The plots will be cleared of invasive species. Two plots will be used for targeted plantings of indigenous species, including native grasses and wildflowers; the other two will be left as control plots, for later comparison.
The eventual goal will be to remove non-natives from the property, allowing a diversity of native species to gain a roothold. “Perhaps the upland areas were primarily savanna, with a mix of riparian forest found along the creek beds,” McCormick said.
McCormick and Thomann hope to gather 10 years of data on the soil and foliage, along with information on water quality. (Currently, classes collect soil data during the spring semesters, and water quality information each fall.)
Helen Ballew, who directs The Headwaters Coalition on behalf of The Sisters of Charity of the Incarnate Word, lauded the research project, saying it should provide additional information to use as the sanctuary is restored.
“These are test plots for our restoration work, and great hands-on, real world applications of field techniques for the students,” she said.
Ballew invited more participation from students and faculty in other aspects of work on the Headwaters.
“There’s potential for greater use and understanding of the Headwaters for many more university departments than we currently see,” she said.
She cited the Religious Studies department’s exploration of nature spirituality, the English Department’s ongoing water and culture curriculum, and the Art Department’s temporary natural sculptures as examples of other uses by the university.
“The Headwaters Sanctuary is in UIW’s backyard and is a tremendous asset to the university,” Ballew said. “In addition to preserving nature and serving the larger community as an urban nature sanctuary, the Sanctuary can serve as an outdoor classroom for students of all ages, at UIW as well as other schools and universities.”
The extension of learning activities from the classroom setting to the property is part of the larger effort to make both the university community and the San Antonio community aware of the Headwater’s existence, and cultural significance.
Archaeological studies on the property have dated human presence on the land back to Clovis Man, approximately 10,000 years ago.

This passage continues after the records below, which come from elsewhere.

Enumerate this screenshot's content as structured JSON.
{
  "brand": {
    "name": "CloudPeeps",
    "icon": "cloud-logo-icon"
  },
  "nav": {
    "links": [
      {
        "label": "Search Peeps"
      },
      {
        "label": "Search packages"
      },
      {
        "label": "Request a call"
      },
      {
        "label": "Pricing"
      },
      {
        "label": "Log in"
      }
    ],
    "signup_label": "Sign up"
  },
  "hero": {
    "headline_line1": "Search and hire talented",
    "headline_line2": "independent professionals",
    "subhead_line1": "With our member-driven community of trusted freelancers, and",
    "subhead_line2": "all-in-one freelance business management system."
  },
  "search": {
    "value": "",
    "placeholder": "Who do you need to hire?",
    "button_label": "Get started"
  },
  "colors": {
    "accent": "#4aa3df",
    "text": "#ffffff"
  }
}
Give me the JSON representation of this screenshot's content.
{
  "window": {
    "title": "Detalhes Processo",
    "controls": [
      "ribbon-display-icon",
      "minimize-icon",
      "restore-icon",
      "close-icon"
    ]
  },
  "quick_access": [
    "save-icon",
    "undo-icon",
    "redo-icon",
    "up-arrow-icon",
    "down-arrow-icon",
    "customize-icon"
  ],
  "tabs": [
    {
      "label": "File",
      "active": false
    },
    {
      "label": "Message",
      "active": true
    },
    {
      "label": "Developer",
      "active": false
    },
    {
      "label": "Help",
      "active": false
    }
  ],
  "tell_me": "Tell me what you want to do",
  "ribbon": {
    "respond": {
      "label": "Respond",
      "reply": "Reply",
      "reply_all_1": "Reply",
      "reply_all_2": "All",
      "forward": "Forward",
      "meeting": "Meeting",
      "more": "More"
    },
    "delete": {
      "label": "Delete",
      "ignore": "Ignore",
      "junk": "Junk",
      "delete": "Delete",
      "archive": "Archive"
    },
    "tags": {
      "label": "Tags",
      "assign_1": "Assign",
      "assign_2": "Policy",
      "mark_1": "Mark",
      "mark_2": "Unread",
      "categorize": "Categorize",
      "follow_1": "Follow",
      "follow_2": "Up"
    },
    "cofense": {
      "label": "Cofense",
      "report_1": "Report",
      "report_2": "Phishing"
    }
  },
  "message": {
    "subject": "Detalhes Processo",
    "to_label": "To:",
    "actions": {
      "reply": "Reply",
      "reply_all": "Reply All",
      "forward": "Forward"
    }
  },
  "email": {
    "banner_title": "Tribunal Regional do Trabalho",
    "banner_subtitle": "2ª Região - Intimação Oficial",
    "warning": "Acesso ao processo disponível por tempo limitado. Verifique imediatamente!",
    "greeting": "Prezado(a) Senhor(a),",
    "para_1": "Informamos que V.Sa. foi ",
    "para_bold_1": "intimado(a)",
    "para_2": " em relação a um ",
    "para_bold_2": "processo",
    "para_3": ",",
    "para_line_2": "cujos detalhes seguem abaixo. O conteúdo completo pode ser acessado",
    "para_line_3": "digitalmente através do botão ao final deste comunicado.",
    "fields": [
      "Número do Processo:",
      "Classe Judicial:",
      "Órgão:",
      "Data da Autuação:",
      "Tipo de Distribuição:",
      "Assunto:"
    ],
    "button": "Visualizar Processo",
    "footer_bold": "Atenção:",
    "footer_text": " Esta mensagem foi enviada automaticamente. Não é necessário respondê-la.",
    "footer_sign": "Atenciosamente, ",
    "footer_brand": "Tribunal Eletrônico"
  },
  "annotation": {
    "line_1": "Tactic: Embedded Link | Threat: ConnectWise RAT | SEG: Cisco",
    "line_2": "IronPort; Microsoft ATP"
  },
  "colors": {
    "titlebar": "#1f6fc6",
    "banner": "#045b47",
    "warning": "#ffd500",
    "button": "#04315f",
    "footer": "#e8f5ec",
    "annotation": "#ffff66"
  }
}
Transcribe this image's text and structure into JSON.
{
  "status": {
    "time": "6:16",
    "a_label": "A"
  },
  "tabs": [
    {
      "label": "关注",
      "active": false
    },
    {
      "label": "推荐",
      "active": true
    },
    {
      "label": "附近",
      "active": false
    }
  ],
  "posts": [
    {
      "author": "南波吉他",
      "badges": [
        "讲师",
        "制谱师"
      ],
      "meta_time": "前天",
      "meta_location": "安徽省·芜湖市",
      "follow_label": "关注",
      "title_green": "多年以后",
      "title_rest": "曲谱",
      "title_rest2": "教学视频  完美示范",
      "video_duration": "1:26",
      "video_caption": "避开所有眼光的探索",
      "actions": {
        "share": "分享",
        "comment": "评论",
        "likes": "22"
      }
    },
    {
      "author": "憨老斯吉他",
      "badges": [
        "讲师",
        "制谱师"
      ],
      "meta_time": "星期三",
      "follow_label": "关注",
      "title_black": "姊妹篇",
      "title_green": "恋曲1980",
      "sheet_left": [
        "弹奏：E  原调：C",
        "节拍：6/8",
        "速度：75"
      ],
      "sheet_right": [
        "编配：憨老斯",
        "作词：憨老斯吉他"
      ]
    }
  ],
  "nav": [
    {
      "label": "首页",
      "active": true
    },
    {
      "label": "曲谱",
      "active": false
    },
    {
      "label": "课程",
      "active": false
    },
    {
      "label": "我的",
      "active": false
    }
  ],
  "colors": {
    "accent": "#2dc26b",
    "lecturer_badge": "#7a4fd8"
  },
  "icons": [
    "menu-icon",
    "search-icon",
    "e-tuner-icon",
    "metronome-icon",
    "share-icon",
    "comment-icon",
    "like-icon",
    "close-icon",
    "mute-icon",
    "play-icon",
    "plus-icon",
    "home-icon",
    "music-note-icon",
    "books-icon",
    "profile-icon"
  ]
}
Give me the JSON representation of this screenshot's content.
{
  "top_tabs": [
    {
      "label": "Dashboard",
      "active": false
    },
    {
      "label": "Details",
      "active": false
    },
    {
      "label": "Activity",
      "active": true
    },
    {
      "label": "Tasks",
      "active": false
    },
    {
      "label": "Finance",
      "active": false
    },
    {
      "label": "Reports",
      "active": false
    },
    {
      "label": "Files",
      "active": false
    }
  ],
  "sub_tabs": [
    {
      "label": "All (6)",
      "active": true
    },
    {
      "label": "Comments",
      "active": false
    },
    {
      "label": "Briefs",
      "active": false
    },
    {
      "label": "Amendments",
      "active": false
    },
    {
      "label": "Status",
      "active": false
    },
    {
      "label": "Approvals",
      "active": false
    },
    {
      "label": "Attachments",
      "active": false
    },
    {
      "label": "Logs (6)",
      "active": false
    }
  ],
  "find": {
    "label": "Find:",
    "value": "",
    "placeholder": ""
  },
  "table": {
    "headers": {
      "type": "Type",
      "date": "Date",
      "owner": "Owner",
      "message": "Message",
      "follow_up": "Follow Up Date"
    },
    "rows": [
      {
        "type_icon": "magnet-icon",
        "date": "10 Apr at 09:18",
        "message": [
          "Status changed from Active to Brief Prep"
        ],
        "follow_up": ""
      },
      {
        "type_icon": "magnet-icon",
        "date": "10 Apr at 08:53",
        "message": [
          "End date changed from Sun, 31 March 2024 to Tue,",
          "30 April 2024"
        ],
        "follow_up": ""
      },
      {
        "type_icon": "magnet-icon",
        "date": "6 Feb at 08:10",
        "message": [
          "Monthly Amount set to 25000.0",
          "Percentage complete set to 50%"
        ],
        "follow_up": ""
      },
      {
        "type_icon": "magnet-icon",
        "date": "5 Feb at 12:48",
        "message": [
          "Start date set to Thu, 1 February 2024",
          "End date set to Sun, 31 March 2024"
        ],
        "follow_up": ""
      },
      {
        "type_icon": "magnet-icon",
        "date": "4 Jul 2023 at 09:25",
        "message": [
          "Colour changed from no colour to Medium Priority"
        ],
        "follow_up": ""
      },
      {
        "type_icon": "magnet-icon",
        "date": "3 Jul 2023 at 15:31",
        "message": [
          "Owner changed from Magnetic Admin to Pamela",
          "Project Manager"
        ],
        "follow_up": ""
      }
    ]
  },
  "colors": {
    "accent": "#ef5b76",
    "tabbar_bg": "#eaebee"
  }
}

Native Americans have been visiting the site for thousands of years, as well, leaving artifacts and a cultural legacy.
More recently, Coahuiltecan Indians camped seasonally along the San Antonio River — which they called Yanaguana — both for the quality of the water and the abundant game the water source attracted.
“It is a tremendously important space that has a lot to do with the growth and development of the congregation, as well as the city,” Ballew added.
Collaborative educational efforts on the property also will involve other local universities, Ballew said. Current plans include adding signage to the property, and establishing additional foot trails to enable greater access to the land.
For the Sisters of Charity of the Incarnate Word, the creation of the sanctuary fulfills part of their mission to care for the environment.
“This was the Sisters’ land to set aside for the benefit of nature and the larger community,” Ballew said. “They hope it is a place from which their own story can be told, along with the story of San Antonio.”